El buen obispo conocía bien las causas de mi dolor; compadecido, apartó la tinta y el cálamo del taburete, después se sentó junto a mí. Entonces indicó al monje que saliese al patio pero que no se alejase mucho de allí pues podría necesitarle.
—Eres la hija de Clotilde… —suspiró meditativamente—, pero tus rasgos son los de Amalarico: recios y fuertes. Tienes la belleza de tu padre y su carácter decidido, pero no su orgullo. Tus ojos son transparentes como los de Clotilde.
—¿Conocisteis a mi madre?
—Sí. Yo era un niño que estudiaba con los monjes en la ciudad de Barcino. Allí conocí a Enol y a tu madre, alguna vez pude verla en las oraciones. Seguía con fe y con cara de desolación cada paso de las ceremonias. Tu madre sufrió mucho por ser fiel a su fe.
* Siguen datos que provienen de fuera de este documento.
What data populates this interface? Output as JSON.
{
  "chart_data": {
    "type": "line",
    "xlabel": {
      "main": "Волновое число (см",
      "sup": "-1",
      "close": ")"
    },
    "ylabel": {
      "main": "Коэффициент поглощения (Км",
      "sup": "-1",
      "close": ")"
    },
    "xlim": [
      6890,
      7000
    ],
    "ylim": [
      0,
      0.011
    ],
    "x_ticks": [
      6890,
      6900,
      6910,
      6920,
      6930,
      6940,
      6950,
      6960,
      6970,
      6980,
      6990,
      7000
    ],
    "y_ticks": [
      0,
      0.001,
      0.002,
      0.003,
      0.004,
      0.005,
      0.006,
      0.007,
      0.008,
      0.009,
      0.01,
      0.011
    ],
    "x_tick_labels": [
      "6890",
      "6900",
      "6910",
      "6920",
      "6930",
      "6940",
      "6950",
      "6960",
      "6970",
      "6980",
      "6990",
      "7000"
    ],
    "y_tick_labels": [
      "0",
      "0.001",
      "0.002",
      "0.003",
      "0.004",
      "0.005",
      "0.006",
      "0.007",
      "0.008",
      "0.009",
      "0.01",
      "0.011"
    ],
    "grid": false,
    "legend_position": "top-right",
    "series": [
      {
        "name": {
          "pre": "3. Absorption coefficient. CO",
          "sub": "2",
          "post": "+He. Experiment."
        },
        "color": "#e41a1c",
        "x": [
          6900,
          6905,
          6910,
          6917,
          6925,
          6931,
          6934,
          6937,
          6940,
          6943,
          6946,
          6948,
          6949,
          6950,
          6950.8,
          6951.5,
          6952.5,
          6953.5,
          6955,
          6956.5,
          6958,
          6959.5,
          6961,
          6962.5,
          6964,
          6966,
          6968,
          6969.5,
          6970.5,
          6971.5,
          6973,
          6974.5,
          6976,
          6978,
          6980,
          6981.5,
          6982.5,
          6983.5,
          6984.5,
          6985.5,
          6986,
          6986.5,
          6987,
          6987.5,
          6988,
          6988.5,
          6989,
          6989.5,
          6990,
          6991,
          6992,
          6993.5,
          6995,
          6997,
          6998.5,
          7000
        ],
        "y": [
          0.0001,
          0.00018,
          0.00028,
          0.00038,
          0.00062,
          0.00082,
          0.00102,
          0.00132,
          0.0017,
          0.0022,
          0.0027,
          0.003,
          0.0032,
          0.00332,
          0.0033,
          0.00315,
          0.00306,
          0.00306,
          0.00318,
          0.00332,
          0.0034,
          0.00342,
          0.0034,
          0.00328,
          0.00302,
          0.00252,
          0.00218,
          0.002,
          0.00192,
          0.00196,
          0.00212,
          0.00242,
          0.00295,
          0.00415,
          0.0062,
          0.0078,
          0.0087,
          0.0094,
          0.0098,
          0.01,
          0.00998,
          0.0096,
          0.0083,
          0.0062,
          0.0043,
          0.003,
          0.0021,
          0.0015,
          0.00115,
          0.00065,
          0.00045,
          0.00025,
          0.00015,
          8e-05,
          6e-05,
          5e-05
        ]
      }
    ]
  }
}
—Yo no soy cristiana —dije ásperamente.
—Creo que fuiste bautizada.
—Sí, pero contra mi voluntad. Un obispo arriano me bautizó en Astúrica Augusta para disponerme a la boda con Leovigildo. Yo me sometí al rito pero no creo en nada. Si Dios existe, hace tiempo que se ha olvidado de mí. Me ha quitado a mi verdadero esposo y a mi hijo. Ahora se ha llevado al que quería como padre.
—Hija mía, no eches la culpa de lo ocurrido a Dios. Los hombres buscan el poder y la gloria, y no se arredran ante nada…
—Pero ese Dios vuestro lo permite…
—Porque nos quiere libres.
—Me da igual —dije dolida—, yo he perdido a mi esposo y a mi hijo.
Mássona se compadeció de mi dolor pero no quiso seguir con aquella conversación que me hacía sufrir.
—Veo que esperas a otro hijo.
Entonces se redobló mi congoja, y de modo espontáneo, confiando en aquel que tan amable había sido conmigo, y que había cuidado a Enol, balbucí mi secreto.
—Sí, espero otro hijo y no sé de quién es. —Sollocé—. Mi esperanza y mi preocupación es que sea de…
Mássona me sonrió, se acercó junto a mí, que estaba doblada por el dolor y apoyada en la mesa, puso su mano sobre mi cabello y dijo:
—Lo es. Es de quien tú sospechas. Una madre no se equivoca en esto.